Still, I would not put Davidson into the ranks of the great travel writers--her writing is serviceable, but hardly transcendent. There are a few too many sentences like "I am impressed by the beauty of the art, by the richness and distinctiveness of Okinawan culture"--sentences that sound lofty, but don't actually tell you anything, since similar sentences can be found in just about every travel memoir ever written! And, though Davidson has some funny stories to tell, she lacks the ability to write them up in a way that milks their humor.
I also wonder if the book remains accurate: after all, it was published in 1993, and the longest amount of time that Davidson spent in Japan was in 1980. While she emphasizes that the venerable Japanese culture resists change and seeks stability, I am curious if anything important is different, fifteen or thirty years later. I mean, this book was written before Japan's 1990s recession--before the Internet, for heaven's sake! And it seems to me that nowadays, people perceive Japan as split between two opposing tendencies, let's call them the Cherry Blossom and the Bullet Train. The former is traditional Japanese culture--communal and serene, sturdy but delicate.
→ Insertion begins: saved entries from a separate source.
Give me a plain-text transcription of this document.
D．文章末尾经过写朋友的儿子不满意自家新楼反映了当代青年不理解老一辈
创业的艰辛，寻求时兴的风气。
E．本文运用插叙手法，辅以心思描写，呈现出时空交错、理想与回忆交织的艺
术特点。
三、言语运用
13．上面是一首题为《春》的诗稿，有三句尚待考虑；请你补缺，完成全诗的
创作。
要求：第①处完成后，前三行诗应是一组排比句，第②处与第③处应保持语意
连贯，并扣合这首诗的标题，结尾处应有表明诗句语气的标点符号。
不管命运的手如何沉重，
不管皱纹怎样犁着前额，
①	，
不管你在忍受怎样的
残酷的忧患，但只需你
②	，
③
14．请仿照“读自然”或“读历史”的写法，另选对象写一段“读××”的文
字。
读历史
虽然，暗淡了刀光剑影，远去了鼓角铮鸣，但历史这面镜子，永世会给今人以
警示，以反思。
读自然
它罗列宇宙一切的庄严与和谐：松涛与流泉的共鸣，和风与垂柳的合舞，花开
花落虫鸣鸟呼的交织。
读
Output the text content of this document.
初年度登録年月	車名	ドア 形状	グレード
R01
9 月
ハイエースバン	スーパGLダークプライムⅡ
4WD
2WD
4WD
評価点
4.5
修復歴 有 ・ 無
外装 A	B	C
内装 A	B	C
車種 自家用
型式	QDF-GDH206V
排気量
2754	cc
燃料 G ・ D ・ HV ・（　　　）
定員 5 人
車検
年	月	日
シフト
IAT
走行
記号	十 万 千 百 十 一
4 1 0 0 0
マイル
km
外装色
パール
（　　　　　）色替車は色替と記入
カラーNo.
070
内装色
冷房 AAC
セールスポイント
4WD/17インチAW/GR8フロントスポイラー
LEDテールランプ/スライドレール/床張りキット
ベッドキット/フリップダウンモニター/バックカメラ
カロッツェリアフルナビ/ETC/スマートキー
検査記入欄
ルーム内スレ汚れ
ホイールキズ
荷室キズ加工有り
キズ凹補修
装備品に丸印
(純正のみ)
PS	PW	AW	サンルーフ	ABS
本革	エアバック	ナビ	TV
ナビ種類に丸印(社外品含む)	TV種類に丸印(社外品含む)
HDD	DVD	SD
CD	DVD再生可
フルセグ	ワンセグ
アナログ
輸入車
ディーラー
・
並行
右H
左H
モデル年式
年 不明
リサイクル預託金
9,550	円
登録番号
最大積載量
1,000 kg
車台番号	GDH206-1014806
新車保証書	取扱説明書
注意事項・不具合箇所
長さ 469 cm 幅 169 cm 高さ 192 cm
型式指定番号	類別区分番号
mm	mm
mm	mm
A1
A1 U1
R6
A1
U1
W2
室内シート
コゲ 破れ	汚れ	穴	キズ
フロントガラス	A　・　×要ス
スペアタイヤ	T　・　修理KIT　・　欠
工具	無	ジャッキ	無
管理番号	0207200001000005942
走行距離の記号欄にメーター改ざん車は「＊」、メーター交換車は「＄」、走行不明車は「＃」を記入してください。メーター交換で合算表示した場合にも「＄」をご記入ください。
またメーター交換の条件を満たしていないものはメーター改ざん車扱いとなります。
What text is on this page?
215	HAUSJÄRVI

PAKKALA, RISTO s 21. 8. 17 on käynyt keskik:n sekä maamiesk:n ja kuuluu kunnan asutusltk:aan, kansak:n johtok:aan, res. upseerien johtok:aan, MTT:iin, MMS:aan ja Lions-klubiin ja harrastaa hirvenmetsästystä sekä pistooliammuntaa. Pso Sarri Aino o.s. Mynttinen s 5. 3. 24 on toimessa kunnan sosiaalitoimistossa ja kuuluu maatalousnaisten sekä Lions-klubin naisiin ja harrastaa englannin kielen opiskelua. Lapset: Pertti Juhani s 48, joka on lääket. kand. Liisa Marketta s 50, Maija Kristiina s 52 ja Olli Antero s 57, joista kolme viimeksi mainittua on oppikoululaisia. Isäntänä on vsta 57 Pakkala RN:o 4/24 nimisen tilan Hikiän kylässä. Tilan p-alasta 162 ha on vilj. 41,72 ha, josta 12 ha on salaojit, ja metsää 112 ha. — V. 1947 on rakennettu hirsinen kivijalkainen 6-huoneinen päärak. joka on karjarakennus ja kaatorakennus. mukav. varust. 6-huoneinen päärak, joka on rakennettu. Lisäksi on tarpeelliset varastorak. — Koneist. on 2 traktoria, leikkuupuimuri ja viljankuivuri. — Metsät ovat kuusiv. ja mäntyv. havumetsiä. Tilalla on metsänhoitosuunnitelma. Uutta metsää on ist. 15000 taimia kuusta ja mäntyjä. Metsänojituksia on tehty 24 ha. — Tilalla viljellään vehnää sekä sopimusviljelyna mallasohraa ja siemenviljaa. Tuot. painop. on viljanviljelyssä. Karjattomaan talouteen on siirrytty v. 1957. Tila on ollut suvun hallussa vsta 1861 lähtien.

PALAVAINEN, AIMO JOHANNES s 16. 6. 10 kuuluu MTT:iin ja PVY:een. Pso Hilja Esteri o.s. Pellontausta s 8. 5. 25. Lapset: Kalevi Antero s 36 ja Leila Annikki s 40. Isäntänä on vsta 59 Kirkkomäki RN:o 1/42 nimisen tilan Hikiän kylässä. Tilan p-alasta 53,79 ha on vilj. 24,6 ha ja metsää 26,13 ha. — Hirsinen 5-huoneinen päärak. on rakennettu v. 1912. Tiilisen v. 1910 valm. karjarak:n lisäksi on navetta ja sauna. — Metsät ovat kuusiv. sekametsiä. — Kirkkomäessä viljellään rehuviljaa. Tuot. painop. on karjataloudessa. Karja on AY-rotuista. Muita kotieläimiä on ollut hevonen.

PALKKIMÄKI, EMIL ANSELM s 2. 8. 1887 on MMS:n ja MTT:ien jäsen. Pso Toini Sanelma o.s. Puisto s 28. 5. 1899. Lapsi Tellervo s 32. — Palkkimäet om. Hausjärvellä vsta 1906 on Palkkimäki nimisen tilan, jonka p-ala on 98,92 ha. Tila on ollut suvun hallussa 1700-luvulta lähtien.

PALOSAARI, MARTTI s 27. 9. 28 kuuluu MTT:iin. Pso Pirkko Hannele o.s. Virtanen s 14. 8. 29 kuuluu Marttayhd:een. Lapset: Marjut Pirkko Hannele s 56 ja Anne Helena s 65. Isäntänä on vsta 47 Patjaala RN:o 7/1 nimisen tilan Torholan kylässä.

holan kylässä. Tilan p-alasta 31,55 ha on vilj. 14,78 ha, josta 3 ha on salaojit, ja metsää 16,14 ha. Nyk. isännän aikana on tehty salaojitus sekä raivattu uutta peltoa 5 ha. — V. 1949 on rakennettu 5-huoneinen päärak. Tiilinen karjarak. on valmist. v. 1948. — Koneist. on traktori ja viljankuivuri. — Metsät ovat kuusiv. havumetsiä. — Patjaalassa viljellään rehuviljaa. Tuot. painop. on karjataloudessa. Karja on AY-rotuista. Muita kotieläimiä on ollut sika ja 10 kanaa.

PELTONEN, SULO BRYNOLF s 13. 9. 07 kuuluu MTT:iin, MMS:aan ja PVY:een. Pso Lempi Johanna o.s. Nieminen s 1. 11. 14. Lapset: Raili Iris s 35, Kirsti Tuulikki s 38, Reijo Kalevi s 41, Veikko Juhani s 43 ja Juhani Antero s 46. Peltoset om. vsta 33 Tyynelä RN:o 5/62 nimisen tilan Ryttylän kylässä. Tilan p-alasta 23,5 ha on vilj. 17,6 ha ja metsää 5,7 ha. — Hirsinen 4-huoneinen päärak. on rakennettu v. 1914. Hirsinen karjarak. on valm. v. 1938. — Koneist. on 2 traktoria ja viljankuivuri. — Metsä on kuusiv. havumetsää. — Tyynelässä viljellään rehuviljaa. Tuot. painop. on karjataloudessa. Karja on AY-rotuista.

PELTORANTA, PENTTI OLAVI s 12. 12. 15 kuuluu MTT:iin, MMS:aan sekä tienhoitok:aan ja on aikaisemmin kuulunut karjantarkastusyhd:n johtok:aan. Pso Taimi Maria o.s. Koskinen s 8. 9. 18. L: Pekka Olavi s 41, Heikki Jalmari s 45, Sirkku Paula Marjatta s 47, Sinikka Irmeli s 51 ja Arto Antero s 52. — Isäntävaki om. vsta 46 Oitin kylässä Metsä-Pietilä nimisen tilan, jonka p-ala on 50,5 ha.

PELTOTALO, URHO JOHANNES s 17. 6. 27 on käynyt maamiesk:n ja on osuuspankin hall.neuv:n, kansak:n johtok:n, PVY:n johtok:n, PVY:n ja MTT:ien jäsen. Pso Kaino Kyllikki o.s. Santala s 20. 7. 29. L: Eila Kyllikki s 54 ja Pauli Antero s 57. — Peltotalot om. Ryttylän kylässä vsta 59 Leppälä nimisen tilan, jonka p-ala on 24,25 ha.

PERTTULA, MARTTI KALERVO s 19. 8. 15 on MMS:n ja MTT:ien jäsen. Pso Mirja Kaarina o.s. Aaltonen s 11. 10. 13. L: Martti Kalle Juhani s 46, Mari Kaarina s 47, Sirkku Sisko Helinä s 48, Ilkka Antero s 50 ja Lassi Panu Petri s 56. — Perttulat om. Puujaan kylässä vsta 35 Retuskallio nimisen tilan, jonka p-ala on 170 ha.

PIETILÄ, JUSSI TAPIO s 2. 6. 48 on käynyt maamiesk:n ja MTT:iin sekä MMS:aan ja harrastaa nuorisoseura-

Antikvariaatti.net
The latter is everything high-tech and fast-paced and shiny--the Japan of video games and anime. Davidson is naturally drawn to the Cherry Blossom side of Japan, and her mentions of the Bullet Train elements focus mostly on the downsides--the ugly buildings, workaholic culture, pressure to do well in school. But she doesn't give any sense that Japan has a youth culture, or acknowledge that modernization can be dazzling as well as detrimental.